A Windows Azure appliance?
But what will Microsoft do to deliver Windows Azure for private cloud environments?
“I can tell you what we won’t be doing. We have not announced an Azure appliance,” Adams quipped. “We’ll take the learnings with the move to the cloud and include those changes in the products we ship-so our customers and partners can do private cloud environments.”
As examples of the “learnings” from the move to the cloud finding their way into Microsoft products, Adams cited Exchange and Windows Server.
“Exchange 2007 was not built from the ground up to be multitenant, but after the lessons we learned in working in the cloud space, we looked at what we should do with Exchange 2010 and we built it from the ground up to be multitenant. And the same goes for SharePoint and all of our other platform products. And with Windows Server we added another piece to this that allows it to be elastic,” she said, speaking of the AppFabric technology Microsoft announced at its Professional Developers Conference in Los Angeles in November.
Regarding the evolving programming model for the cloud, she said, “We’re trying to take it up a layer … so developers can write their apps using PHP, Python, Ruby, Java or whatever.

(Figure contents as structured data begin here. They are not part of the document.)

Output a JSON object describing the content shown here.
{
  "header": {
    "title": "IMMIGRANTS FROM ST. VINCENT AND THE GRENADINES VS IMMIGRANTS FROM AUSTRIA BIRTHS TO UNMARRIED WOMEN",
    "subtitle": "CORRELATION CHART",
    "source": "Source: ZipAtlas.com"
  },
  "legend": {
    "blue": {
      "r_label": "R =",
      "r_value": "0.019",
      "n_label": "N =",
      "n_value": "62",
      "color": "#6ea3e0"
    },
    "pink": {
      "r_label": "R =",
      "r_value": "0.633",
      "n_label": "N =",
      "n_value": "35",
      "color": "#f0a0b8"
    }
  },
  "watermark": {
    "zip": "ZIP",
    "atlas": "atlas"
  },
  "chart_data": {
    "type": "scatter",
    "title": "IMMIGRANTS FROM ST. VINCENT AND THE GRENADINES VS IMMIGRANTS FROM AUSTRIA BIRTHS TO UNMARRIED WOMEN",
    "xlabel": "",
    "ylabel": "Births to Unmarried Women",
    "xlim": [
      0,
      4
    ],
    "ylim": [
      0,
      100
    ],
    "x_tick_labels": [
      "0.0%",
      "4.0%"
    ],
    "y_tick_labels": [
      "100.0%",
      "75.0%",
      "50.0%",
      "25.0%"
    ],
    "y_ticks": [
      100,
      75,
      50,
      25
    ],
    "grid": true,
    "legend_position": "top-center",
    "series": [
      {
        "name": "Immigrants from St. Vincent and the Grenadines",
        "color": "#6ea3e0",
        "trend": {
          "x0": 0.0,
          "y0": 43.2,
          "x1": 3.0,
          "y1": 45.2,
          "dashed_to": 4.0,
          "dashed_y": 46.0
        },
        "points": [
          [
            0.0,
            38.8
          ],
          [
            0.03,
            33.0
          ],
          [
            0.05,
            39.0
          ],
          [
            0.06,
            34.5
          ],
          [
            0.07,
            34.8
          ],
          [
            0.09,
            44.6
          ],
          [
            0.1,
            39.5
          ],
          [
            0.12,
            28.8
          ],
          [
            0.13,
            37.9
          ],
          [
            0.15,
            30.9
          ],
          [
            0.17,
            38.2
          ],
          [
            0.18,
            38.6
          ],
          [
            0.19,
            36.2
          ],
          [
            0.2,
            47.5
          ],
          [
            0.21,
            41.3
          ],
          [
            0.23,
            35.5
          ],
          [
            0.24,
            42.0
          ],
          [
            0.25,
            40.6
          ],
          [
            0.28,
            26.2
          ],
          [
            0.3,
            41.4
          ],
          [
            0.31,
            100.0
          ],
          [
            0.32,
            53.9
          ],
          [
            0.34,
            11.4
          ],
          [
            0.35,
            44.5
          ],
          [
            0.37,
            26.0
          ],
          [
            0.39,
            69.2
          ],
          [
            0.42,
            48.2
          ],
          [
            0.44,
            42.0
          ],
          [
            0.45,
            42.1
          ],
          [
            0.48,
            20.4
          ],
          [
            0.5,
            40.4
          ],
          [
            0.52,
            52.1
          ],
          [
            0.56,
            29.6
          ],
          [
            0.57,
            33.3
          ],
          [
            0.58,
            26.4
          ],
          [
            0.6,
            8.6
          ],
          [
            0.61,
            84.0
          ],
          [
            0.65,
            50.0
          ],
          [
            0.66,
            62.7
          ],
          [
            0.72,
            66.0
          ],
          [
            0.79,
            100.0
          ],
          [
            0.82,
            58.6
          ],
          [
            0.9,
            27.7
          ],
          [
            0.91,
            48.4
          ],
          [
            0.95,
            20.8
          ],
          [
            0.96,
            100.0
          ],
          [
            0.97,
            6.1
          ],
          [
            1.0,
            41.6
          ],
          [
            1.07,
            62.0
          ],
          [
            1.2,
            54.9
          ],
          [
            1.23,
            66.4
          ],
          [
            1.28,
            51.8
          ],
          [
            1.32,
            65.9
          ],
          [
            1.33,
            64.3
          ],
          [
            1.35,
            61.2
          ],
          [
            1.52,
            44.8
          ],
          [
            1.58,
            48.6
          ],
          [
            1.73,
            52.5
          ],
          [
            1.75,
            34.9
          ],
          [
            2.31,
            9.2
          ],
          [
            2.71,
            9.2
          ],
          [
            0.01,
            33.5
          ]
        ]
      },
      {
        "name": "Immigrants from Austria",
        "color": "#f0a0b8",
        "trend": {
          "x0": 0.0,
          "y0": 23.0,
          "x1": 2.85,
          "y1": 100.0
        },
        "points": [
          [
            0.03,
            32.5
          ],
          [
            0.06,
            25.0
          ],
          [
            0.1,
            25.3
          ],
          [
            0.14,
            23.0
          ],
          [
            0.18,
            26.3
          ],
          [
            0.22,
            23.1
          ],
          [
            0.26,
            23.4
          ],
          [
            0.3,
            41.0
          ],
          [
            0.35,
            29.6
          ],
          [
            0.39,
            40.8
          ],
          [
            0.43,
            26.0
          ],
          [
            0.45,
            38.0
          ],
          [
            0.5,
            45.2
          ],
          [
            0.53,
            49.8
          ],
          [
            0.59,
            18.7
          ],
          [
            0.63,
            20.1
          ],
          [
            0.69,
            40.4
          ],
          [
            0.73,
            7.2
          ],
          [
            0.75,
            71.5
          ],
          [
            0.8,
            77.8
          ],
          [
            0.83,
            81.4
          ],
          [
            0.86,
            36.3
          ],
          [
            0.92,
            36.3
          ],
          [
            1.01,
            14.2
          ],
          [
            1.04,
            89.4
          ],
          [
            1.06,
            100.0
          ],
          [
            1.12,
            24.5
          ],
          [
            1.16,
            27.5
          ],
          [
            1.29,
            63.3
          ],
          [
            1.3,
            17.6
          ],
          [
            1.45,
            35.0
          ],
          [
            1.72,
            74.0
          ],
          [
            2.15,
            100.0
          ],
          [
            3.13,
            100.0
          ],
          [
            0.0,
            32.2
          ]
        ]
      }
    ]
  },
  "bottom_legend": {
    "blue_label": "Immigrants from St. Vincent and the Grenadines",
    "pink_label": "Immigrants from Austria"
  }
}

That’s really the value of platform as a service and that’s where Azure’s value is. The government sees the value in traditional infrastructure as a service and they see this as a way to add innovation.”
Microsofts Cloud Is Ready to Compete
Meanwhile, Khalidi, who was among the initial handful of Microsoft engineers to come up with the concept for Windows Azure, known as the “Red Dog” team, said the first thing the team did was take a look at all of Microsoft’s Internet services and realize that despite several similarities and some differences, the one thing all the efforts had in common was that they all existed in their own silo.
“So we decided to make a platform aimed at addressing that,” Khalidi said. “And we knew that same platform could be aimed at the public cloud as well as the enterprise environment. It is important to look at the workloads, the programming model and automation. And, overall, the two basic benefits to consider when moving to the cloud are reducing cost and agility.”
As Microsoft gears up for the production release of Windows Azure in January, it does so with confidence that its late entry into the cloud space will offer viable competition to cloud service providers already in the market.
“We feel extremely confident now,” Khalid said. “Others may have a head start, but we believe our strategy is a more complete strategy that covers all the way from on-premises to the cloud. We’re going to do this with technology, and we’re with you all the way.”
In an interview about cloud computing in the federal government on the Federal Cloud Blog, Adams said:
““So, if you think about the definition of cloud computing-we can take the definition that NIST [the National Institute of Standards and Technology] has given-and what they’ve done is really layered it into three different layers. So, you have infrastructure as a service, platform as a service and software as a service-and a very similar way that we think of multi-tier applications. At the infrastructure layer, you have your physical ping, power and pipe, and then on top of that you have your operating system layer.”In the cloud, we see as a natural evolution of moving to the cloud that you also need a cloud operating system, so that’s what Windows Azure is for Microsoft. So, it is Windows Server 2008 with our hypervisor virtualization technology with some engineering modifications to be able to handle the elasticity that’s needed to scale cloud apps up and down.”“
And in another example of Microsoft’s interactions with the federal government around cloud computing, Vivek Kundra, federal CIO, joined Microsoft Chief Software Architect Ray Ozzie for the PDC keynote address, pointing to the promise of cloud-based access using Azure to garner future meaning from large, rich data sets. Kundra also announced the NASA Pathfinder contest, co-sponsored by Microsoft, which will encourage the development of tools that promote exploration of and learning from NASA’s wealth of Mars images.